Three phase corrosion of pipeline steel: Size effects of deposited solids under water droplets and an oil diffusion barrier

Abstract

Existing studies have examined either under deposit corrosion in bulk solutions or underoil droplet corrosion without deposits. Yet, neither of these scenarios represents the conditions existing within a diluted bitumen pipeline where underoil droplet corrosion occurs in tandem with under deposit corrosion. Herein, this industrially important 3-phase system – solid deposit, aqueous droplet, oil cover – is studied for the first time. In particular, the relationship between varying deposit particle size and underoil droplet corrosion is established. Scanning electron microscopy coupled with profilometry was used to monitor droplet corrosion over time for API-X100 pipeline steel covered with different sized silica particles underneath simulated diluted bitumen. A zero resistance ammeter was used to validate the observed corrosion from the immersion experiments. The data indicate that localized corrosion coupled with uniform corrosion occurred beneath the large (80% of the cumulative particle size distribution less than 540 µm) and small (80% of the cumulative particle size distribution less than 43 µm) silica covered underoil droplets on API-X100 pipeline steels after 24 h of exposure.

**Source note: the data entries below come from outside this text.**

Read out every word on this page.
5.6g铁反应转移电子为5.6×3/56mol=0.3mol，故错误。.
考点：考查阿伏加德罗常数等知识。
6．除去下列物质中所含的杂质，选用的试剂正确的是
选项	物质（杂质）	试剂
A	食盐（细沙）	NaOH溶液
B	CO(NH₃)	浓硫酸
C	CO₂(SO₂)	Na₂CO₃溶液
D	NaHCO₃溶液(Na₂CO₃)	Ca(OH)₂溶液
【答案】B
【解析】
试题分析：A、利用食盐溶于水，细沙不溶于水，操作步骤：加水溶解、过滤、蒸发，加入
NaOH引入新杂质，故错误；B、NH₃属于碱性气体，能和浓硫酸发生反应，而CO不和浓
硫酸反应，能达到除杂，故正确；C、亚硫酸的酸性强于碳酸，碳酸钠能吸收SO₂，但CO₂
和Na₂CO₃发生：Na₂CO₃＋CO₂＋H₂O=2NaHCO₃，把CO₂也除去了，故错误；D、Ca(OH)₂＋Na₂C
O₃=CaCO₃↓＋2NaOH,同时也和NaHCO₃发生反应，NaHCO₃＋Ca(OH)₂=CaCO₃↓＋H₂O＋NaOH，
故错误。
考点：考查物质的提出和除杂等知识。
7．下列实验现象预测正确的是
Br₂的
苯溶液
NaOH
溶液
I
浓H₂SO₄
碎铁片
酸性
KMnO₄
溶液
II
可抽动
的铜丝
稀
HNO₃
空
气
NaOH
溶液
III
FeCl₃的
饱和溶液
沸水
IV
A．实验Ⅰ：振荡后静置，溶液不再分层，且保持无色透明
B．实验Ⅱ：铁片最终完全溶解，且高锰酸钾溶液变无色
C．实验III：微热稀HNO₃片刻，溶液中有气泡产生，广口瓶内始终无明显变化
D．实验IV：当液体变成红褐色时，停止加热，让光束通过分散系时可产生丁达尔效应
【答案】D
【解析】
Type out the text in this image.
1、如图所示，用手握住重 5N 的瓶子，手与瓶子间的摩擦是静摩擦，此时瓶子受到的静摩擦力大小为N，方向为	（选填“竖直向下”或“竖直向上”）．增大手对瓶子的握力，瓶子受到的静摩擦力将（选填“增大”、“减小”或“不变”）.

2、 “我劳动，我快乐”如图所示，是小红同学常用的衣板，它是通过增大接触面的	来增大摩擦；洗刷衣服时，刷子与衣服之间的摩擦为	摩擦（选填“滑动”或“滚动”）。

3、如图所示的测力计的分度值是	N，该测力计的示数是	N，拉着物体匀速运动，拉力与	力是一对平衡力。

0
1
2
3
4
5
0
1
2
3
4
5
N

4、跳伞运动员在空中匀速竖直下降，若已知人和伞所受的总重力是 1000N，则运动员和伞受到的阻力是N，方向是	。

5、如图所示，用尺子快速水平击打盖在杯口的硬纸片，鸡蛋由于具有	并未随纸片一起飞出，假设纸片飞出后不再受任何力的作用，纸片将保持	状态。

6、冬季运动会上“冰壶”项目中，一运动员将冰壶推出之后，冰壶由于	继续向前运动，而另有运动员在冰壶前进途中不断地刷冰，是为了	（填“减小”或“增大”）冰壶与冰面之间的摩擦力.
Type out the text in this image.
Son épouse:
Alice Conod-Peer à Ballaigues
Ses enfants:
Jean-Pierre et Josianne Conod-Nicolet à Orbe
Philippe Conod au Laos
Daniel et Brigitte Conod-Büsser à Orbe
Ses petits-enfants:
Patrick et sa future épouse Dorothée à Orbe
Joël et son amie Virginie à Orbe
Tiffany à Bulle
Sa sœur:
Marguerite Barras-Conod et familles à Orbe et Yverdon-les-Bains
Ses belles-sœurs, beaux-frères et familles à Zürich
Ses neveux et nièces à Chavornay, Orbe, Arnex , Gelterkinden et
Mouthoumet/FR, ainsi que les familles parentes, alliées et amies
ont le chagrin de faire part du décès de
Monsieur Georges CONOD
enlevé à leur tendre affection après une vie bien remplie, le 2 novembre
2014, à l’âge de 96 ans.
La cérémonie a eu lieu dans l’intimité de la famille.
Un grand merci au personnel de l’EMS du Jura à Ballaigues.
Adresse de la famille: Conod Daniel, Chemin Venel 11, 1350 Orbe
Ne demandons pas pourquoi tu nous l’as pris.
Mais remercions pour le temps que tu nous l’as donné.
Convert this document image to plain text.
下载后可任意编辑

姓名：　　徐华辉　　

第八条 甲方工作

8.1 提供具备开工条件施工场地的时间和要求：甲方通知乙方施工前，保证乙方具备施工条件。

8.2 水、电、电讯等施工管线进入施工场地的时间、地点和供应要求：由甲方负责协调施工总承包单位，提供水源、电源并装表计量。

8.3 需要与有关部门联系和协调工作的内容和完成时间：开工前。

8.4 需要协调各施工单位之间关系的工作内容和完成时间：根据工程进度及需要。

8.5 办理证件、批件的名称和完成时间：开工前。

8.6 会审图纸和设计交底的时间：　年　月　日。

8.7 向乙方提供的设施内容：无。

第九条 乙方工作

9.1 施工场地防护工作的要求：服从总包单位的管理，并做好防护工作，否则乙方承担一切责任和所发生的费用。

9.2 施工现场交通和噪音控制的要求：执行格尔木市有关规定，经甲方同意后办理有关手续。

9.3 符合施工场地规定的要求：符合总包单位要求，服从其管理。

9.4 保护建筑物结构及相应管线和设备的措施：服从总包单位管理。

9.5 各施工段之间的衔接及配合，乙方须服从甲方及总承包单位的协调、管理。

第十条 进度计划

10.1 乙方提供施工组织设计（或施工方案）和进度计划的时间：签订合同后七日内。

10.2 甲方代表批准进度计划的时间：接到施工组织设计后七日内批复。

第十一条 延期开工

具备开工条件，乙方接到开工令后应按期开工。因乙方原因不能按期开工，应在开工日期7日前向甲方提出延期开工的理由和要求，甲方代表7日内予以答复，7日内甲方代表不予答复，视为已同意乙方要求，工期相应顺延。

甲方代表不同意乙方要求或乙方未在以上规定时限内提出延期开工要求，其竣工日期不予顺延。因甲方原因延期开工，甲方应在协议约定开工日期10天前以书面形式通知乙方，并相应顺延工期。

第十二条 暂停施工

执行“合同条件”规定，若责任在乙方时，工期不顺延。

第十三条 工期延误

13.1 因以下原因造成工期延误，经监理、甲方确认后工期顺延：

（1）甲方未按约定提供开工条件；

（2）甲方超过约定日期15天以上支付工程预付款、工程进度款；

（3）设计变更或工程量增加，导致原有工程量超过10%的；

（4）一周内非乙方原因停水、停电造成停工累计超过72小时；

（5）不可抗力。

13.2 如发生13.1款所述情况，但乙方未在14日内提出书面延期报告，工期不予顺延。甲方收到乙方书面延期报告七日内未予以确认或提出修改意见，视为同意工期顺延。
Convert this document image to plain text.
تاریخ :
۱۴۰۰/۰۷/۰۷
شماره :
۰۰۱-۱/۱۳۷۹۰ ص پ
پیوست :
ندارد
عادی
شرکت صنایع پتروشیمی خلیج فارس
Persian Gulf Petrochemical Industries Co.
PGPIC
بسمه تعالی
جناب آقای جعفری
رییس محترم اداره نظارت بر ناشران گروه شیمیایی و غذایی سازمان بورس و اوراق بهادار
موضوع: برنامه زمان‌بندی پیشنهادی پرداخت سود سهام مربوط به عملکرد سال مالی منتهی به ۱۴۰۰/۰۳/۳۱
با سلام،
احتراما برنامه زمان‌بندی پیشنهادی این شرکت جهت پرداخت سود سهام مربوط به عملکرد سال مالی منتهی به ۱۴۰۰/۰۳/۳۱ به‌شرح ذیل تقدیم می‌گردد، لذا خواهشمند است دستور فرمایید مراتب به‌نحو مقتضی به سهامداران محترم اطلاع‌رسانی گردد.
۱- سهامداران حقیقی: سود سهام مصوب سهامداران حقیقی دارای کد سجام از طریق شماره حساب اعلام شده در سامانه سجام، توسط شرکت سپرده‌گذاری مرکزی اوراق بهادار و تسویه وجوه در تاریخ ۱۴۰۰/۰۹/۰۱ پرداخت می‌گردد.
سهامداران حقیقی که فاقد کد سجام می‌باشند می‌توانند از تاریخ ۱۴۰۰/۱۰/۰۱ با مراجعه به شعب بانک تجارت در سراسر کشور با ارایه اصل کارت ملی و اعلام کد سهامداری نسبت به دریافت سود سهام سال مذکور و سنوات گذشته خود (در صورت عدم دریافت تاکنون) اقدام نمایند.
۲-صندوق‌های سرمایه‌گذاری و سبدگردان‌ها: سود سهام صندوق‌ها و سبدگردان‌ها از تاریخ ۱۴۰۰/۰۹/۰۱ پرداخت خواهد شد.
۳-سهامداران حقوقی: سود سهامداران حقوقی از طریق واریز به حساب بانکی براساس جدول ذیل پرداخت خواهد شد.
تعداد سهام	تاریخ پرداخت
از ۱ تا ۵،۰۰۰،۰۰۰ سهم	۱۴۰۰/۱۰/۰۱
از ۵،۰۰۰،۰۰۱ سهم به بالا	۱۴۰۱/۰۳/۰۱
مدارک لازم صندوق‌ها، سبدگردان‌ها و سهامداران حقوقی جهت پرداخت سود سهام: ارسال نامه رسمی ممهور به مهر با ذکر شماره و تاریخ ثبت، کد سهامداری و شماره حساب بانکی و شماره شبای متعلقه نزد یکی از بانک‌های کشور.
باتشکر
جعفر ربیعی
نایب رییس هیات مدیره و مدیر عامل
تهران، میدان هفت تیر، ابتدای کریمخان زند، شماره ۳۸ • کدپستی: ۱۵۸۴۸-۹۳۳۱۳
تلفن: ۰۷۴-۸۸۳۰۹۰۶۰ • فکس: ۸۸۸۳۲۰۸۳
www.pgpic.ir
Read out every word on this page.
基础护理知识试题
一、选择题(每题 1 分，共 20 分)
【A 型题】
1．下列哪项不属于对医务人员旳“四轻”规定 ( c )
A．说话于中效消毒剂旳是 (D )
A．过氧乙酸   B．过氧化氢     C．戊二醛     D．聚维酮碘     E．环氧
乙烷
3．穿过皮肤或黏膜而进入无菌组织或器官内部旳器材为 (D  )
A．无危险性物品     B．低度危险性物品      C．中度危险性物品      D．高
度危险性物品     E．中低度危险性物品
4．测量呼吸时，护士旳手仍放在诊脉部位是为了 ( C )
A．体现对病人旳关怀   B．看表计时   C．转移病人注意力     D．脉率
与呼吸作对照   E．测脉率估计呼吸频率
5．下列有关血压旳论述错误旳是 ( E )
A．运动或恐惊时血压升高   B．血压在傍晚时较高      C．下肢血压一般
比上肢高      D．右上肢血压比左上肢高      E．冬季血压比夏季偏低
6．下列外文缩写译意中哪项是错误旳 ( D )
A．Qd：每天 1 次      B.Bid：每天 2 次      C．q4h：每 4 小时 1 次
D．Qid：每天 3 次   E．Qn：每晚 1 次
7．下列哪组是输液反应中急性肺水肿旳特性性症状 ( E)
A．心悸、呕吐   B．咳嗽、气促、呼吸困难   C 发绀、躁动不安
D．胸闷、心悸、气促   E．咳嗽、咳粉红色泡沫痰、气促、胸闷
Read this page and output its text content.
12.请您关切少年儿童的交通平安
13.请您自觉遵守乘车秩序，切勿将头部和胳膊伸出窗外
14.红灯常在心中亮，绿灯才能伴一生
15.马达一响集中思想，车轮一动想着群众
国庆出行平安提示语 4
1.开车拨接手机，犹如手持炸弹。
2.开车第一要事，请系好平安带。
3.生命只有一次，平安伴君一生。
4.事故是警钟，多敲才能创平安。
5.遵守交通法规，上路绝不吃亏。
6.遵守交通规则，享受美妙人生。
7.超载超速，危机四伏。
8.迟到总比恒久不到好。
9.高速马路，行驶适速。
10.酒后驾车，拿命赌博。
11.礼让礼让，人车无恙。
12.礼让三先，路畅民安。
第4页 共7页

The underoil droplet corrosion of silica covered steel has maximum localized penetration predominantly around the silica pile perimeter. With continued exposure, up to 240 h, the corrosion beneath the two sizes of silica continues to develop with a difference in rate. The maximum penetration rate (13.58±0.76 mm/year) of localized corrosion under the large silica particles was higher than that (10.02±0.87 mm/year) of the localized corrosion beneath the small silica particles.